Employees are monitored at work in many different ways. Whenever workers are monitored by collecting or using their personal information, the Data Protection Act 1998 (DPA) will apply. This covers CCTV, phone call logging, email and internet monitoring. 


The DPA does not prevent monitoring, but the adverse impact of any monitoring must be “justified by the benefits to the employer and others”. All monitoring must comply with the core data protection principles (see page 60).


Part 3 of the Employment Practices Code covers all forms of workplace monitoring. There is also a new updated ICO data protection Code of Practice, published in May 2015, addressing the use of surveillance cameras and other technology that captures information relating to identifiable individuals, such as body-worn cameras.

Workers must be told the nature, extent and reasons for any monitoring unless, exceptionally, covert monitoring is justified (see above).

In a workplace with a recognised union, there may be a collective agreement governing the use of monitoring. Ideally it should state clearly that the results of monitoring cannot be used for disciplinary or performance purposes, with possible exceptions for gross misconduct or conduct that risks health and safety.


The ICO Employment Practices Code says that employers engaging in monitoring activities should:


• show a good reason for monitoring employees and consider whether alternative approaches or different methods of monitoring might deliver the same benefits and be more acceptable to workers;


• ensure workers know they are being monitored and why; 


• if monitoring is to be used to enforce rules and standards, make sure workers know clearly what these rules and standards are;


• only use information obtained through monitoring for its original stated purpose (which should be explained clearly in a policy).
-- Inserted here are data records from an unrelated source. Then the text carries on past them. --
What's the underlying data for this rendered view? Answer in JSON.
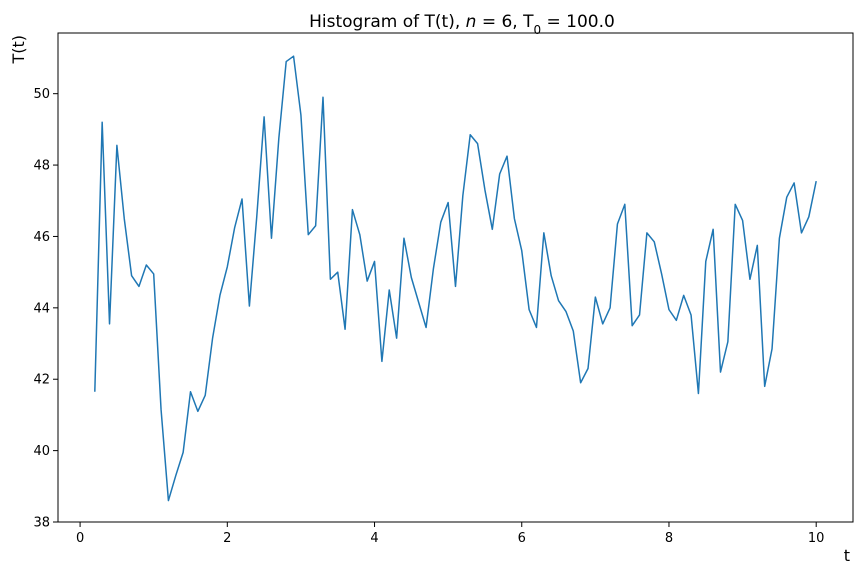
{
  "chart_data": {
    "type": "line",
    "title": {
      "prefix": "Histogram of T(t), ",
      "italic_var": "n",
      "n_part": " = 6, T",
      "subscript": "0",
      "suffix": " = 100.0"
    },
    "xlabel": "t",
    "ylabel": "T(t)",
    "xlim": [
      -0.3,
      10.5
    ],
    "ylim": [
      38,
      51.7
    ],
    "xticks": [
      0,
      2,
      4,
      6,
      8,
      10
    ],
    "yticks": [
      38,
      40,
      42,
      44,
      46,
      48,
      50
    ],
    "grid": false,
    "line_color": "#1f77b4",
    "series": [
      {
        "x": [
          0.2,
          0.3,
          0.4,
          0.5,
          0.6,
          0.7,
          0.8,
          0.9,
          1.0,
          1.1,
          1.2,
          1.3,
          1.4,
          1.5,
          1.6,
          1.7,
          1.8,
          1.9,
          2.0,
          2.1,
          2.2,
          2.3,
          2.4,
          2.5,
          2.6,
          2.7,
          2.8,
          2.9,
          3.0,
          3.1,
          3.2,
          3.3,
          3.4,
          3.5,
          3.6,
          3.7,
          3.8,
          3.9,
          4.0,
          4.1,
          4.2,
          4.3,
          4.4,
          4.5,
          4.6,
          4.7,
          4.8,
          4.9,
          5.0,
          5.1,
          5.2,
          5.3,
          5.4,
          5.5,
          5.6,
          5.7,
          5.8,
          5.9,
          6.0,
          6.1,
          6.2,
          6.3,
          6.4,
          6.5,
          6.6,
          6.7,
          6.8,
          6.9,
          7.0,
          7.1,
          7.2,
          7.3,
          7.4,
          7.5,
          7.6,
          7.7,
          7.8,
          7.9,
          8.0,
          8.1,
          8.2,
          8.3,
          8.4,
          8.5,
          8.6,
          8.7,
          8.8,
          8.9,
          9.0,
          9.1,
          9.2,
          9.3,
          9.4,
          9.5,
          9.6,
          9.7,
          9.8,
          9.9,
          10.0
        ],
        "y": [
          41.65,
          49.2,
          43.55,
          48.55,
          46.5,
          44.9,
          44.6,
          45.2,
          44.95,
          41.15,
          38.6,
          39.3,
          39.95,
          41.65,
          41.1,
          41.55,
          43.15,
          44.35,
          45.15,
          46.25,
          47.05,
          44.05,
          46.55,
          49.35,
          45.95,
          48.75,
          50.9,
          51.05,
          49.4,
          46.05,
          46.3,
          49.9,
          44.8,
          45.0,
          43.4,
          46.75,
          46.05,
          44.75,
          45.3,
          42.5,
          44.5,
          43.15,
          45.95,
          44.85,
          44.15,
          43.45,
          45.1,
          46.4,
          46.95,
          44.6,
          47.15,
          48.85,
          48.6,
          47.3,
          46.2,
          47.75,
          48.25,
          46.5,
          45.6,
          43.95,
          43.45,
          46.1,
          44.9,
          44.2,
          43.9,
          43.35,
          41.9,
          42.3,
          44.3,
          43.55,
          44.0,
          46.35,
          46.9,
          43.5,
          43.8,
          46.1,
          45.85,
          44.95,
          43.95,
          43.65,
          44.35,
          43.8,
          41.6,
          45.3,
          46.2,
          42.2,
          43.05,
          46.9,
          46.45,
          44.8,
          45.75,
          41.8,
          42.85,
          45.95,
          47.1,
          47.5,
          46.1,
          46.55,
          47.55
        ]
      }
    ]
  }
}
The only possible exception is where it leads to the discovery of an activity that no employer could reasonably be expected to ignore, for example breaches of health and safety rules that put other workers at risk;


• keep information gathered through monitoring secure and not retain it for longer than necessary, or keep more information than is strictly necessary; 


• only allow one or two people access to computer logs or phone recordings, and consider whether these activities should be carried out by security or HR personnel, rather than line managers; 


• not read emails or listen to calls which are clearly personal or private; 


• make sure workers know it may be necessary to check their email accounts or voice mails in their absence;


• target video or audio monitoring only where it is justified, at areas of particular risk, and only use it where workers would not expect much privacy;


• obtain information about a worker’s criminal convictions for monitoring only if justified and only through a certificate from the Disclosure and Barring Service (see page 85); and


• not monitor workers just because a customer imposes a condition requiring this, unless the employer is satisfied the condition is justified under the DPA.